If you don't make a claim on your critical illness insurance during the policy term, you won't receive a benefit payout. However, having critical illness insurance provides peace of mind knowing that you're financially protected if you're diagnosed with a covered critical illness during the policy term. It's a form of financial preparation for unexpected events and offers valuable protection for you and your family.

If you outlive your critical illness insurance policy and don't make a claim for a covered critical illness during the policy term, the coverage will expire, and you won't receive a benefit payout. Critical illness insurance provides financial protection for a specific period, typically until a specified age or policy term, and offers peace of mind knowing that you're prepared for the unexpected.

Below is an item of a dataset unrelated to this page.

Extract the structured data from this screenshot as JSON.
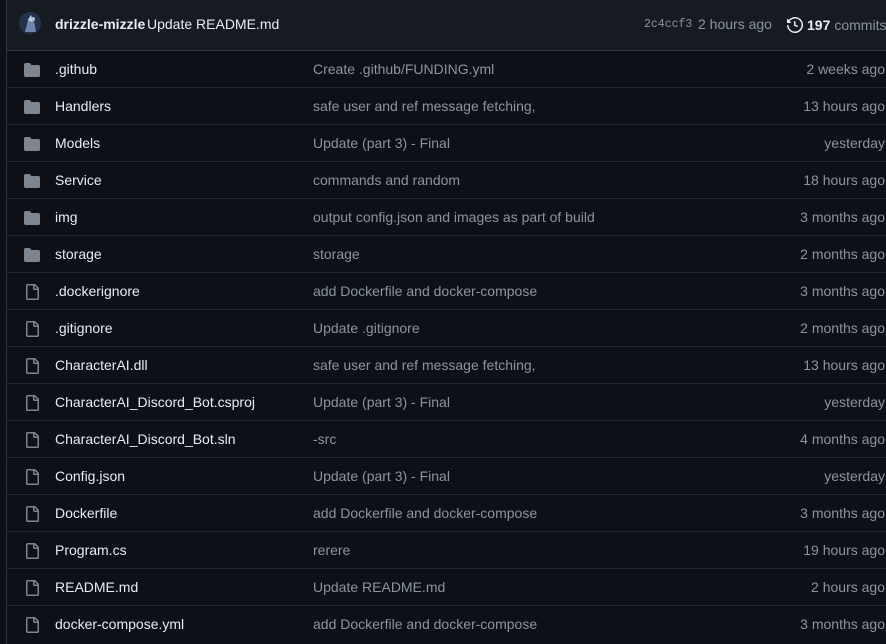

Yes, many insurers offer optional riders or add-ons that you can add to your critical illness insurance policy for enhanced coverage. Common riders may include waiver of premium, which waives future premium payments if you become disabled, or return of premium, which refunds a portion of your premiums if you don't make a claim during the policy term. It's essential to review available riders with insurers to customise your coverage to meet your specific needs.

To make a claim on your critical illness insurance policy, you'll need to notify your insurer of your diagnosis and submit a claim form along with any required medical documentation, such as medical reports, test results, and physician statements. Once your claim is reviewed and approved by the insurer, you'll receive the lump sum benefit payment, which you can use to cover medical expenses, living costs, or other financial needs during your recovery.

As we age, the likelihood of encountering health complications increases for us all. In the event that you develop a severe medical condition, critical illness protection can assist with the expenses of crucial bills – enabling you to concentrate on recuperation or adjusting to your new health circumstance.

The typical expense of a Critical Illness protection policy will fluctuate based on aspects such as your age and medical background. As per our investigation, you can secure a policy starting from as low as £8 (for a non-smoking 21-year-old individual).

The most prevalent critical illnesses in the UK are cancer, cardiac arrest, and cerebrovascular accident (stroke).

Cancer is one of the primary causes for critical illness insurance claims in the UK. Cancer constitutes over 80% of critical illness cover claims for females and about 45% of critical illness claims for males.